Being successful in token investments and trading requires rules and discipline to follow them. People often get distracted by side or background features and forget that it all boils down to cool-headed analysis of the pros and cons for any investment. There are actually many rules as the devil is in the details, but here we shall focus on the seven which we consider most important.

Rule 1: Regulation

These are securities, which means that they are regulated. Before considering an investment you should ascertain which one is the regulatory authority and the jurisdiction. This is very important in order to determine the applicable law and regulations as well as the compliance requirements. Switzerland has acted fast to develop the legal framework for blockchain-based structs such as tokens, smart contracts and coins. The canton of Ticino has gone as far as to register companies with their securities certificated by reference to tokens. In most jurisdictions in EU the legal validity of the referencing and negotiating securities through transfer of tokens has to be tested.

Rule 2: Eligibility

Given the jurisdiction of the token and both your domicile (residence and tax status) and investor status (accredited professional or regular non-professional) you should check your eligibility for acquiring and holding the token. In all developed economies such as US, EU-member states, Japan and many others legislation often restricts offering of shares including tokens to non-professional investor.

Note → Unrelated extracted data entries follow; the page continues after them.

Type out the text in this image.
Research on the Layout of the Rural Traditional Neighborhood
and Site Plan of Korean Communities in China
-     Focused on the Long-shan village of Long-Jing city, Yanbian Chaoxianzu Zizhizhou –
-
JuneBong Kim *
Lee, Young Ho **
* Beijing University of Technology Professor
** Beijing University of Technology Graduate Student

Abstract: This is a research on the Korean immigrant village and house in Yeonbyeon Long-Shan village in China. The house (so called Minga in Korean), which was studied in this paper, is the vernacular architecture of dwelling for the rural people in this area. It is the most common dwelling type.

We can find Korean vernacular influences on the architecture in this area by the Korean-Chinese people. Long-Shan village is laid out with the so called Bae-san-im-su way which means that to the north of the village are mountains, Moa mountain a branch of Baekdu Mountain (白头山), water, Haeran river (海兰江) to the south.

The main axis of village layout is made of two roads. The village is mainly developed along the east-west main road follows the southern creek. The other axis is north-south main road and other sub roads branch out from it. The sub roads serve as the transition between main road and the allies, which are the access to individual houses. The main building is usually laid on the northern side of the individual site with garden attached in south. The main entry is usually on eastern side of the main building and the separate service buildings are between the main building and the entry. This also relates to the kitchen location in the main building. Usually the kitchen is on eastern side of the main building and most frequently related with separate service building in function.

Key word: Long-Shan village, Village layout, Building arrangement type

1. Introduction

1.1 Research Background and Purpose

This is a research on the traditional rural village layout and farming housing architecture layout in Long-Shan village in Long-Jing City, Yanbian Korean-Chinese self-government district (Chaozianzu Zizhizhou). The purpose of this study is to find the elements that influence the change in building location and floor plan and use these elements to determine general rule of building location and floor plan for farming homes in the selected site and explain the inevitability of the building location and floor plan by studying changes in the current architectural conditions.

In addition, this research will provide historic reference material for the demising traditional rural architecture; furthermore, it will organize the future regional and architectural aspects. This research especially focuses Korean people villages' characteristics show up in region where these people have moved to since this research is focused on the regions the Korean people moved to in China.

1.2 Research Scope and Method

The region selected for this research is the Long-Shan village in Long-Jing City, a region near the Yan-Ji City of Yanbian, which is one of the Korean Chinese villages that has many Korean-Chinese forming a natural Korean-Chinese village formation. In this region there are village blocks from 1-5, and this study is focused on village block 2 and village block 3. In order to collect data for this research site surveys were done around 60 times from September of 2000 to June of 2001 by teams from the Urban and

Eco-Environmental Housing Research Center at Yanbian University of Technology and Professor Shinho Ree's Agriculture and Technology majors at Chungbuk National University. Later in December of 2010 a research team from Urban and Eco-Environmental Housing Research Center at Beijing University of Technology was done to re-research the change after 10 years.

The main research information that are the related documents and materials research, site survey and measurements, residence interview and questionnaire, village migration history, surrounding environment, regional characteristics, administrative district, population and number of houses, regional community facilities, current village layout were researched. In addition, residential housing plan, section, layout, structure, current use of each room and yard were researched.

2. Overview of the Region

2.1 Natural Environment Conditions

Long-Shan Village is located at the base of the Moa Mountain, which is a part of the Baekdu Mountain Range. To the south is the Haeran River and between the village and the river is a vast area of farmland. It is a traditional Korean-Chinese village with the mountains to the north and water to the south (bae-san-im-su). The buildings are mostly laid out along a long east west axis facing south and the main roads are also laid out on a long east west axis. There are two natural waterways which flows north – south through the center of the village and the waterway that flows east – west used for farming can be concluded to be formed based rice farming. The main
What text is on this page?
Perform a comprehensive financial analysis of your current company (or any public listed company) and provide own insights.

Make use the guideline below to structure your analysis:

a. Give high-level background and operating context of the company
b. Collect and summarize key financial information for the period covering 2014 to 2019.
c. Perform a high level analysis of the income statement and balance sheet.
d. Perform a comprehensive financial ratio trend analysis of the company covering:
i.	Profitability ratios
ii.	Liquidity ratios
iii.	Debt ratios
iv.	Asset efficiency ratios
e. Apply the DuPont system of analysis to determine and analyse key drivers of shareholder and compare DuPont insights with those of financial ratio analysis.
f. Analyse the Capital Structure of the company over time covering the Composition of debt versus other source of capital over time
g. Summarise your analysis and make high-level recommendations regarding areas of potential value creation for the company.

Rule 3: Offering Document / Prospectus

Being a security such a token implies that there should be an offering document – a prospectus which should contain all the essential information for making a judgement on the value, return and risk of the security offered. For smaller issues to accredited investors a full prospectus requirement may not be compulsory, but some type of offering document should always be present. Starting from 2020 the EU and Swiss legislation in this respect is harmonized meaning that Switzerland adheres to the EU framework. The US is a world of its own and one should be very careful even when documents such as prospectuses fall in the hands of US citizen and residents.

Rule 4: Risk-Return Profile

In order to assess the rationale of the investment in a security token you should assess the risk and return profile of the security referenced by the token. If the underlying instrument is an equity it is ultimately the free cash flows, their volatility and uncertainty that determine their risk, return and resulting value. For bonds, it is all about the likelihood of repayment as per schedule and interest compensation for time and risk that matter.

Rule 5: Tax Status

Before investing in a STO you should have a clear idea what the tax effects of income and capital gains from the token will be. Alternative ways of structuring the return should be explored. Tokens that do not offer dividends but capital gains are more democratic as it is your choice when to cash out and realize a capital gain.

Rule 6: Technology

In order to invest in tokens a minimum understanding of technology is required. For example you should use the right wallet for storing the tokens. This wallet must be approved by the platform in compliance with KYC requirements. Liquidity depends on technology also and how secondary markets are organised.

Rule 7: People

Finally as with all stocks and companies it all boils down to people and how they work together to make things happen. This is especially true for SMEs, startups and high-growth projects, which are the usual candidates for STOs. Besides the people standing behind the token, an investor should also consider the people behind the token exchange platform, the market-making, the whole club of investors that has formed. Cultural fit is essential as it impacts all you need from announcements and disclosure of information to the most trivial peer support.